When implementing volume cloning (Phase 4b)

  • Read VOLUME-CLONING.md first
  • Clones use PoolManager.CloneVolume() — sync for small volumes, async for large
  • The clone worker (pkg/pool/clone_worker.go) handles async clones in the background
  • NodePublishVolume gates pod access on cloneStatus=Complete — pods wait until clone finishes
  • Share selection prefers the source share when it has capacity (same-share clone is faster)

When implementing group snapshots (Phase 4c)

  • Read VOLUME-GROUP-SNAPSHOTS.md first
  • Group snapshots reuse the Phase 4a single-snapshot infrastructure
  • The CSI controller handles hook orchestration (pre/post quiesce hooks)
  • The pool manager handles only the data plane (creating/deleting snapshot directories)
  • Failure policy: Abort rolls back all completed snapshots; Continue marks as PartialFailure

When implementing replication (Phase 4d)

  • Read CROSS-REGION-DR.md first
  • The replication controller (pkg/pool/replication_controller.go) runs as a separate reconciler
  • It copies SubVolume data between pools using CopyDir, not rsync (simplified from design doc)
  • Uses time.Duration schedule intervals, not cron expressions (simplified from design doc)
  • Destination is specified via DestinationNFSServer IP, not a pool reference (simplified from design doc)

When implementing migration (pkg/migrate/)
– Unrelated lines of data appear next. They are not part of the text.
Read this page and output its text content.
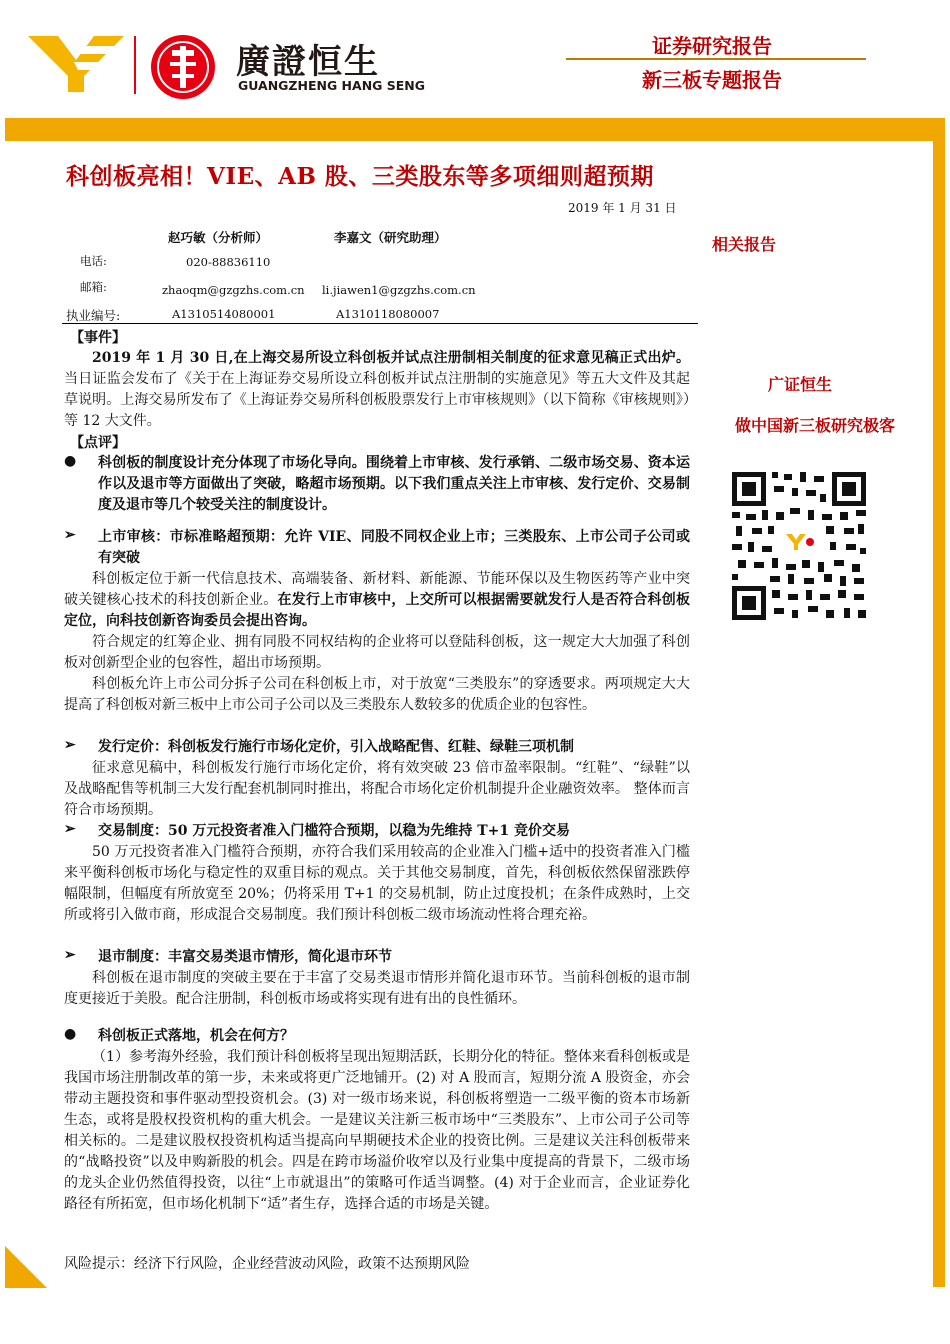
廣證恒生
GUANGZHENG HANG SENG
证券研究报告
新三板专题报告
科创板亮相！VIE、AB 股、三类股东等多项细则超预期
2019 年 1 月 31 日
赵巧敏（分析师）	李嘉文（研究助理）
电话:	020-88836110
邮箱:	zhaoqm@gzgzhs.com.cn li.jiawen1@gzgzhs.com.cn
执业编号:	A1310514080001	A1310118080007
相关报告
广证恒生
做中国新三板研究极客
【事件】
2019 年 1 月 30 日,在上海交易所设立科创板并试点注册制相关制度的征求意见稿正式出炉。当日证监会发布了《关于在上海证券交易所设立科创板并试点注册制的实施意见》等五大文件及其起草说明。上海交易所发布了《上海证券交易所科创板股票发行上市审核规则》（以下简称《审核规则》）等 12 大文件。
【点评】
● 科创板的制度设计充分体现了市场化导向。围绕着上市审核、发行承销、二级市场交易、资本运作以及退市等方面做出了突破，略超市场预期。以下我们重点关注上市审核、发行定价、交易制度及退市等几个较受关注的制度设计。
➢ 上市审核：市标准略超预期：允许 VIE、同股不同权企业上市；三类股东、上市公司子公司或有突破
科创板定位于新一代信息技术、高端装备、新材料、新能源、节能环保以及生物医药等产业中突破关键核心技术的科技创新企业。在发行上市审核中，上交所可以根据需要就发行人是否符合科创板定位，向科技创新咨询委员会提出咨询。
符合规定的红筹企业、拥有同股不同权结构的企业将可以登陆科创板，这一规定大大加强了科创板对创新型企业的包容性，超出市场预期。
科创板允许上市公司分拆子公司在科创板上市，对于放宽“三类股东”的穿透要求。两项规定大大提高了科创板对新三板中上市公司子公司以及三类股东人数较多的优质企业的包容性。
➢ 发行定价：科创板发行施行市场化定价，引入战略配售、红鞋、绿鞋三项机制
征求意见稿中，科创板发行施行市场化定价，将有效突破 23 倍市盈率限制。“红鞋”、“绿鞋”以及战略配售等机制三大发行配套机制同时推出，将配合市场化定价机制提升企业融资效率。 整体而言符合市场预期。
➢ 交易制度：50 万元投资者准入门槛符合预期，以稳为先维持 T+1 竞价交易
50 万元投资者准入门槛符合预期，亦符合我们采用较高的企业准入门槛+适中的投资者准入门槛来平衡科创板市场化与稳定性的双重目标的观点。关于其他交易制度，首先，科创板依然保留涨跌停幅限制，但幅度有所放宽至 20%；仍将采用 T+1 的交易机制，防止过度投机；在条件成熟时，上交所或将引入做市商，形成混合交易制度。我们预计科创板二级市场流动性将合理充裕。
➢ 退市制度：丰富交易类退市情形，简化退市环节
科创板在退市制度的突破主要在于丰富了交易类退市情形并简化退市环节。当前科创板的退市制度更接近于美股。配合注册制，科创板市场或将实现有进有出的良性循环。
● 科创板正式落地，机会在何方？
（1）参考海外经验，我们预计科创板将呈现出短期活跃，长期分化的特征。整体来看科创板或是我国市场注册制改革的第一步，未来或将更广泛地铺开。(2) 对 A 股而言，短期分流 A 股资金，亦会带动主题投资和事件驱动型投资机会。(3) 对一级市场来说，科创板将塑造一二级平衡的资本市场新生态，或将是股权投资机构的重大机会。一是建议关注新三板市场中“三类股东”、上市公司子公司等相关标的。二是建议股权投资机构适当提高向早期硬技术企业的投资比例。三是建议关注科创板带来的“战略投资”以及申购新股的机会。四是在跨市场溢价收窄以及行业集中度提高的背景下，二级市场的龙头企业仍然值得投资，以往“上市就退出”的策略可作适当调整。(4) 对于企业而言，企业证券化路径有所拓宽，但市场化机制下“适”者生存，选择合适的市场是关键。
风险提示：经济下行风险，企业经营波动风险，政策不达预期风险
  • The planner analyzes existing stock IBM CSI PVCs and generates a migration plan
  • The executor creates SubVolume CRs, spawns data-copy pods, and rebinds PVCs
  • All migration operations are idempotent and can be resumed after failure

Common Mistakes to Avoid

  • Do NOT create a VPC file share in CreateVolume — that's the pool manager's job during reconciliation.
  • Do NOT store state in ConfigMaps — use the CRDs. ConfigMaps have size limits and no status subresource.
  • Do NOT assume subdirectory quotas are enforced — NFS doesn't enforce per-directory quotas natively. Track allocations in SubVolume CRs and report via metrics. Hard enforcement is a future feature.
  • Do NOT mount NFS shares with hard mount option in production — use soft,timeo=600,retrans=3 so pods don't hang indefinitely on NFS failures.
  • Do NOT use os.RemoveAll for PVC cleanup without checking the path — validate that the path is within the expected share mount point. Directory traversal bugs in a CSI driver are catastrophic.
  • Do NOT skip leader election for the controller — two controllers allocating simultaneously will corrupt pool state.